On 02, dic 2013 | No Comments | In

The Vasari corridor collections

Today the corridor is an extension of the Uffizi and the Vasari corridor collections host many masterpieces from all over the world.

In the magnificent staircase leading into the corridor itself, and inside the first two rooms visitors can admire 17th century works by Caravaggio school painters among whom the most notable are Bartolomeo Manfredi and Gherardo delle Notti; remarkably among these paintings there are a few modern works remembering the terrible events of May 1993 when a car-bomb damaged the Uffizi and killed a whole family and a young student.

At the end of the staircase, a series of portraits leads into a vast collection of superb 17th and 18th century paintings in the section of the corridor running along the river Arno in Lungarno Archibusieri with works, among others, by Guercino, Claude Lorrain, Lorenzo Lippi.

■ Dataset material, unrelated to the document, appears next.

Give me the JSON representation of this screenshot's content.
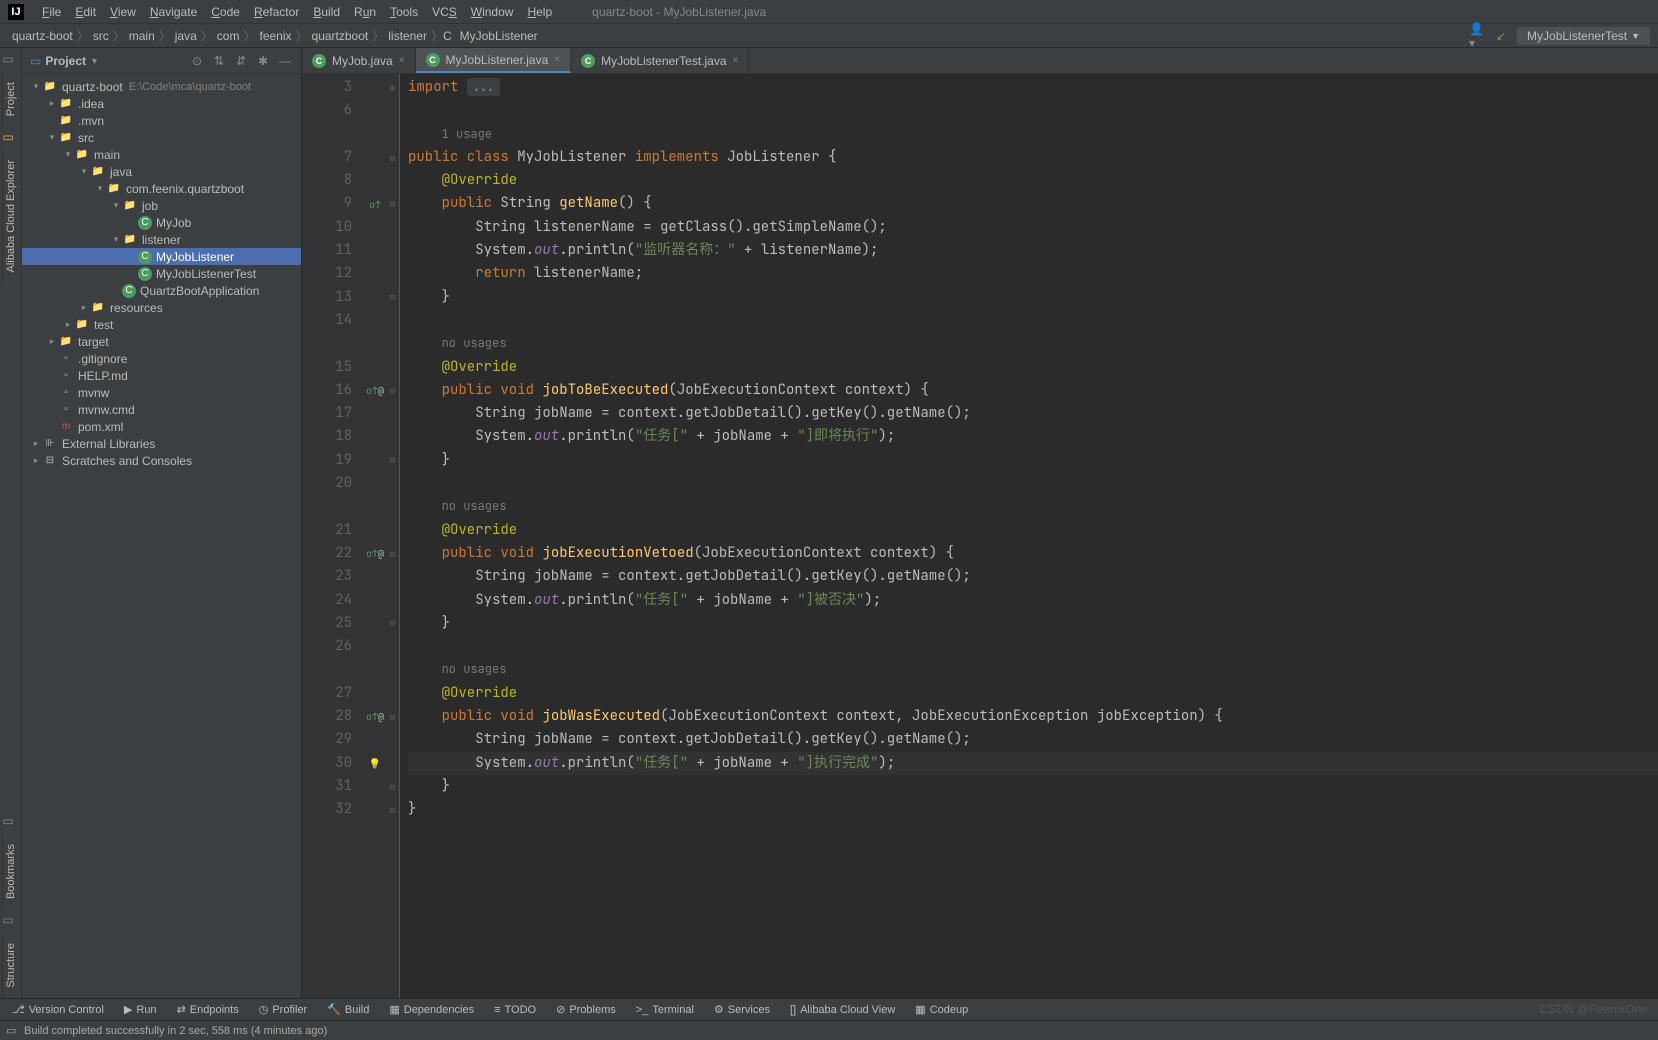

After this stunning section, visitors can admire one of the world’s largest collections of self-portraits with over 600 pieces put together over four centuries which features some of the most important historical figures of the time.

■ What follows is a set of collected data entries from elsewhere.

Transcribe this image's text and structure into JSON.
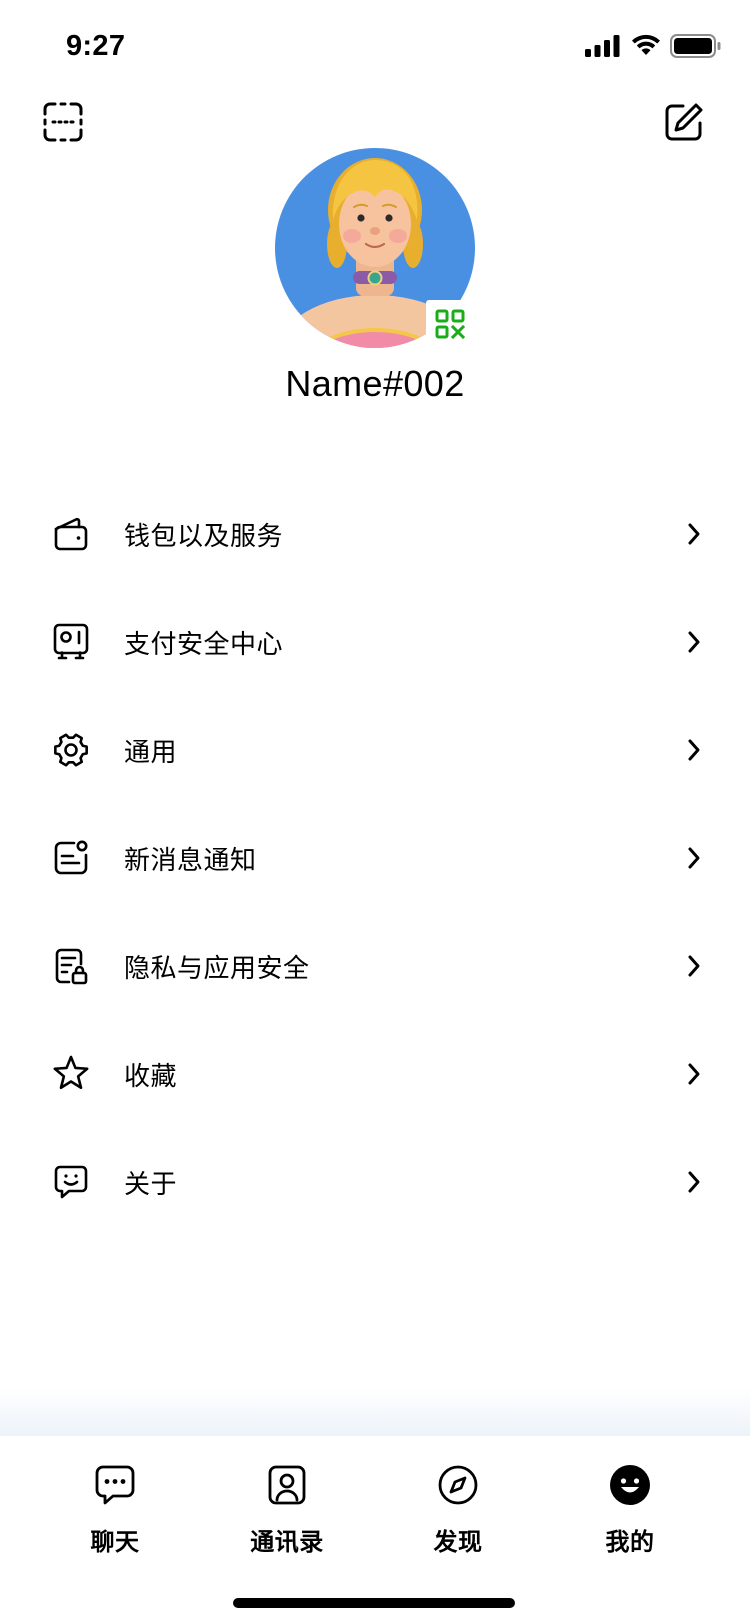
{
  "status_bar": {
    "time": "9:27",
    "battery_level": 1.0,
    "icons": [
      "cellular-signal-icon",
      "wifi-icon",
      "battery-icon"
    ]
  },
  "header": {
    "left_icon": "scan-icon",
    "right_icon": "edit-icon"
  },
  "profile": {
    "name": "Name#002",
    "qr_icon": "qr-code-icon"
  },
  "menu": {
    "items": [
      {
        "label": "钱包以及服务",
        "icon": "wallet-icon"
      },
      {
        "label": "支付安全中心",
        "icon": "payment-security-icon"
      },
      {
        "label": "通用",
        "icon": "gear-icon"
      },
      {
        "label": "新消息通知",
        "icon": "notification-icon"
      },
      {
        "label": "隐私与应用安全",
        "icon": "privacy-lock-icon"
      },
      {
        "label": "收藏",
        "icon": "star-icon"
      },
      {
        "label": "关于",
        "icon": "smiley-chat-icon"
      }
    ]
  },
  "tab_bar": {
    "items": [
      {
        "label": "聊天",
        "icon": "chat-icon",
        "active": false
      },
      {
        "label": "通讯录",
        "icon": "contacts-icon",
        "active": false
      },
      {
        "label": "发现",
        "icon": "compass-icon",
        "active": false
      },
      {
        "label": "我的",
        "icon": "profile-icon",
        "active": true
      }
    ]
  },
  "colors": {
    "text": "#000000",
    "background": "#FFFFFF",
    "avatar_background": "#4A90E2",
    "qr_accent": "#1AAD19",
    "tab_fade": "#EDF3FA"
  }
}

The portrait collection in the Vasari corridor is loosely arranged in a chronological order.
A few 16th century pieces (Andrea del Sarto, Giorgio Vasari, Baccio Bandinelli, la Tintoretta), are followed by a vast 17th century collection with works by Ludovico Cigoli, Annibale Carracci, Francesco Vanni, Ventura Salimbeni, Guido Reni, Rubens, Domenichino, Pietro da Cortona, Suttermans, Bernini, Velasquez, Rembrandt -among others- and by 18th-19th century collections featuring works by a wealth of painters from Italy, France, UK, USA among which Niccolò Cassana, joshua Reynolds, Canova, Ingres , Delacroix, Hunt, Leighton, Chase and Sargent.

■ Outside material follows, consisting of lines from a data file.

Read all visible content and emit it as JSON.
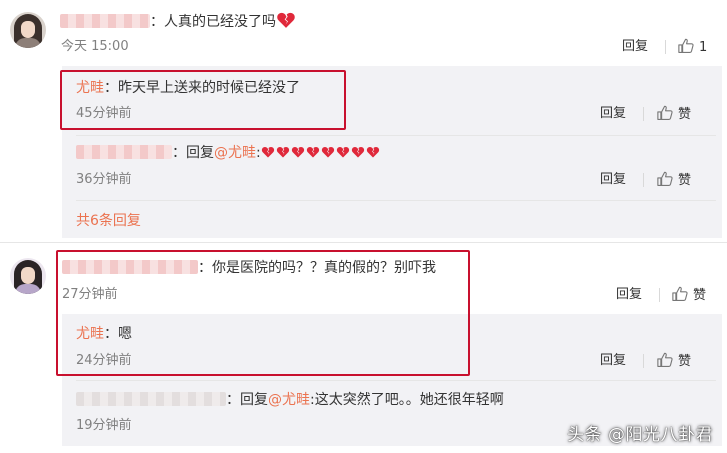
{
  "comments": [
    {
      "text": "：人真的已经没了吗",
      "time": "今天 15:00",
      "reply_label": "回复",
      "like_count": "1",
      "replies": [
        {
          "user": "尤畦",
          "text": "：昨天早上送来的时候已经没了",
          "time": "45分钟前",
          "reply_label": "回复",
          "like_label": "赞"
        },
        {
          "prefix": "：回复",
          "at_user": "@尤畦",
          "text": ":",
          "time": "36分钟前",
          "reply_label": "回复",
          "like_label": "赞"
        }
      ],
      "more_label": "共6条回复"
    },
    {
      "text": "：你是医院的吗？？真的假的？别吓我",
      "time": "27分钟前",
      "reply_label": "回复",
      "like_label": "赞",
      "replies": [
        {
          "user": "尤畦",
          "text": "：嗯",
          "time": "24分钟前",
          "reply_label": "回复",
          "like_label": "赞"
        },
        {
          "prefix": "：回复",
          "at_user": "@尤畦",
          "text": ":这太突然了吧。。她还很年轻啊",
          "time": "19分钟前"
        }
      ]
    }
  ],
  "watermark": "头条 @阳光八卦君",
  "colors": {
    "username": "#eb7350",
    "highlight_box": "#c8102e",
    "sub_bg": "#f2f2f5",
    "heart": "#e0283a"
  },
  "icons": [
    "broken-heart-icon",
    "thumb-up-icon"
  ]
}
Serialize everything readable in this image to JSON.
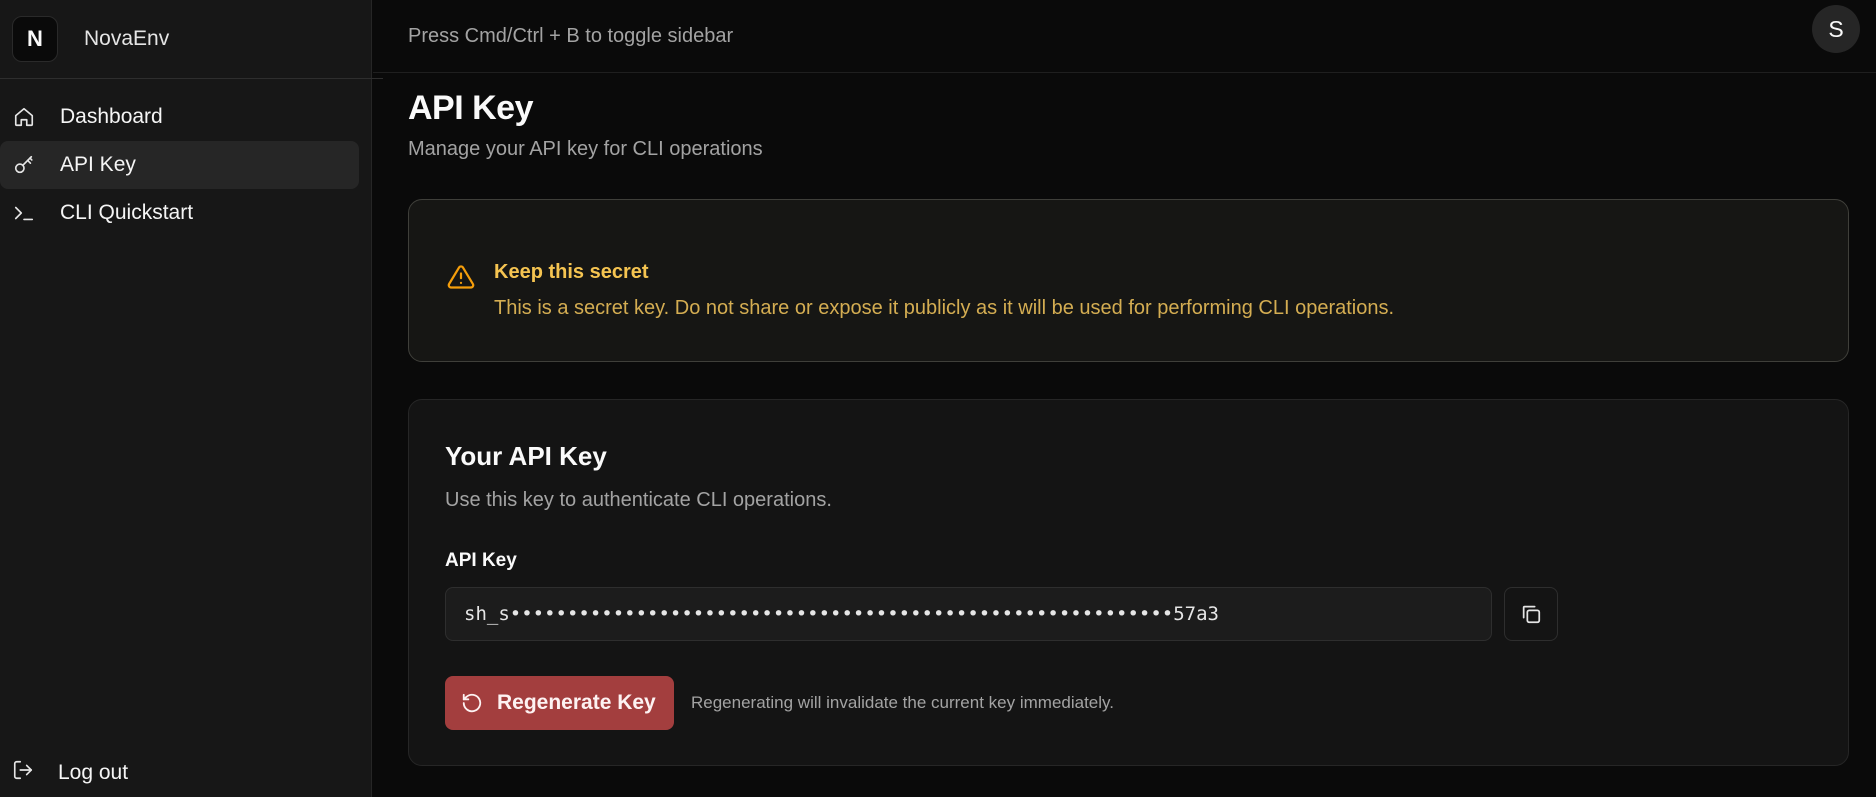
{
  "brand": {
    "logo_letter": "N",
    "name": "NovaEnv"
  },
  "sidebar": {
    "items": [
      {
        "label": "Dashboard",
        "icon": "home-icon",
        "active": false
      },
      {
        "label": "API Key",
        "icon": "key-icon",
        "active": true
      },
      {
        "label": "CLI Quickstart",
        "icon": "terminal-icon",
        "active": false
      }
    ],
    "logout_label": "Log out"
  },
  "topbar": {
    "hint": "Press Cmd/Ctrl + B to toggle sidebar",
    "avatar_letter": "S"
  },
  "page": {
    "title": "API Key",
    "subtitle": "Manage your API key for CLI operations"
  },
  "alert": {
    "icon": "warning-icon",
    "title": "Keep this secret",
    "description": "This is a secret key. Do not share or expose it publicly as it will be used for performing CLI operations."
  },
  "key_card": {
    "title": "Your API Key",
    "description": "Use this key to authenticate CLI operations.",
    "field_label": "API Key",
    "masked_value": "sh_s••••••••••••••••••••••••••••••••••••••••••••••••••••••••••57a3",
    "copy_icon": "copy-icon",
    "regenerate_label": "Regenerate Key",
    "regenerate_icon": "rotate-ccw-icon",
    "regenerate_note": "Regenerating will invalidate the current key immediately."
  },
  "colors": {
    "accent_danger": "#a33e3e",
    "warning_title": "#f5c451",
    "warning_text": "#d4ad52",
    "active_nav_bg": "#262626"
  }
}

Finally, the 20th century collection where Italian portraits are arranged on the right and foreign portraits on the left of the visitor; among these, Carlo Levi, Giorgio Morandi, De Chirico, Carrà, Guttuso, Ligabue, Marc Chagall, Siqueiros, Vasarely.
At the end a small room featuring sculptures or photographs with self-portraits by artists like Vanessa Beecroft, Robert Mapplethorpe and Patti Smith.

In conclusion, the Vasari corridor today showcases the changing of artistic taste through the centuries from the Medicis to contemporary artists and it is a unique way to gaze at Florence from an unusual point of view.